Welcome, Mr. Ambassador
Special envoy speaks at MIIS, lessons may fit the county.
Thursday, February 10, 2011
James Dobbins has been sent by U.S. presidents to some of the most dangerous places in the world. Under Bill Clinton, Dobbins was special envoy for Somalia, Haiti, Bosnia and Kosovo. Under George Bush, and in the wake of the 9-11 terrorist attacks, Dobbins was named the the administration’s representative to the Afghan opposition, tasked with putting together and installing a successor to the Taliban regime.
Imagine his surprise, then, at being told his trip to Monterey County to speak at the Monterey Institute of International Studies put him in the middle of one of the most dangerous places in California.

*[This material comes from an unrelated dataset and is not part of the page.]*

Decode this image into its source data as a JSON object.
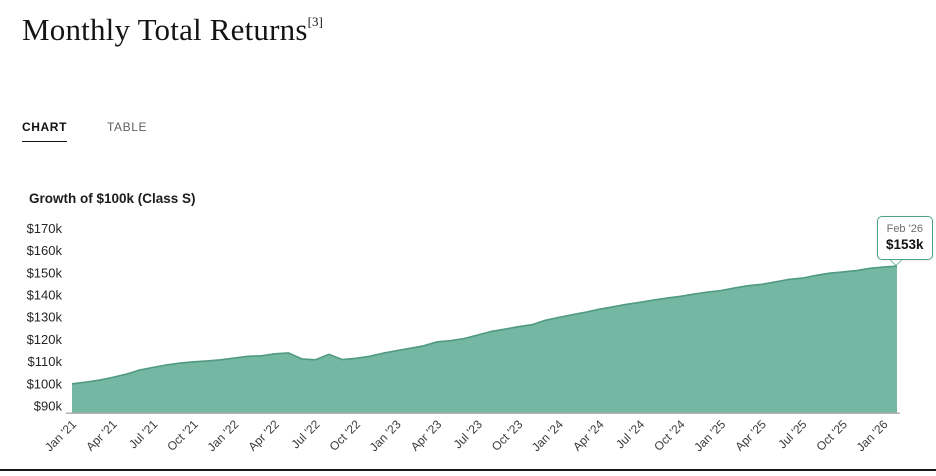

“Is it really that bad there?” he asked. “I guess I won’t be walking around.”
(He was kidding. When your name starts with “Mr. Ambassador,” you get to kid like that. Also? He was staying in Carmel. Sue McCloud can kill people with one finger. She’ll protect him.)
When talking about Monterey as a dangerous place, I’m referring, of course, to one of the most ironic weeks in recent history.
On the same day Salinas officials proudly announced the city had won a coveted “California Welcome Center” (beating the snot out of the Peninsula thanks to the easy access to the proposed location via the Laurel Street off-ramp from 101), the national educational nonprofit Violence Policy Center issued a study revealing that Monterey County led the state in its number of youth murders.
We beat Alameda County and Oakland, we beat L.A. County and its eponymous city. With a homicide rate of 31.2 per 100,000 residents ages 10 to 24, we came out on top of that very dismal list.
And then, insult met injury a week later thanks to Forbes.com. In an article described by one journalist colleague as “Forbes: Pulling Statistical Methodologies Out of Our Ass since 1917,” the online magazine put Salinas on a list – one led by Stockton, with Modesto, Vallejo and Sacramento thrown in for good measure – of the most miserable cities in America. (It did give me an idea for the city’s re-branding campaign: Salinas – At Least We’re Not Stockton.)
Dobbins, now head of the International Security and Defense Policy Center at RAND Corp. was in town to launch MIIS’ second annual “Global Problems and Solutions Colloquium.” While the timing of the lecture on Feb. 8 put it past the paper’s print deadline for covering the actual event, Dobbins offered up an outline of his talk in a telephone conversation.
I thought he might have some good ideas; former UN Secretary General Kofi Annan says Dobbins is a leading practitioner of building stable peace in the wake of conflict and disorder. I wondered if what he learned trying to piece together war-torn countries (sometimes at the behest of a government whose motives were suspect at best) offered any lessons for us locals.
The Clinton administration, he says, came away with large lessons from Haiti and Kosovo. The Bush administration refused to adopt those lessons, deciding instead “to do it as cheaply as possible” in Afghanistan.
Those lessons, or, as Dobbins called them, best practices: Security is a prerequisite for economic development, and you have to involve the neighbors in the reconstruction, by virtue of ideological connections.
Granted, we’re not war torn. But I have friends I consider rational and thinking people who believe calling out the National Guard to deal with the gang issue isn’t a bad idea. (I think it’s a horrifying idea, but I believe if you willingly trade freedom for security, you get what you deserve.) Still, Dobbins’ idea of security and consensus building is particularly meaningful, given that neither can be done without spending money, which is something cities like Salinas, Seaside, Marina, King City, Gonzales and Soledad have very little of these days. The county Board of Supervisors, meanwhile, spent more time last month debating whether Chairwoman Jane Parker’s nomination of Janet Brennan to the Planning Commission was a slap in the face to the residents of Parker’s district (Brennan, whose nomination was ultimately defeated, lives in Supervisor Dave Potter’s district) than figuring out how the county can bridge a possible $16.3 million budget gap. Salinas, the county seat, is staring down a projected shortfall of $7 million and may charge residents for the costs of repairing city-owned sidewalks.
Security, consensus building, no cash, and no cash on the horizon.
Maybe we need to hold one mother of a bake sale and fix everything at once. Or maybe Bill Murray will win the 3M Charity Shootout (again), throw his winnings to the locals (again) and again solve some of our problems for us.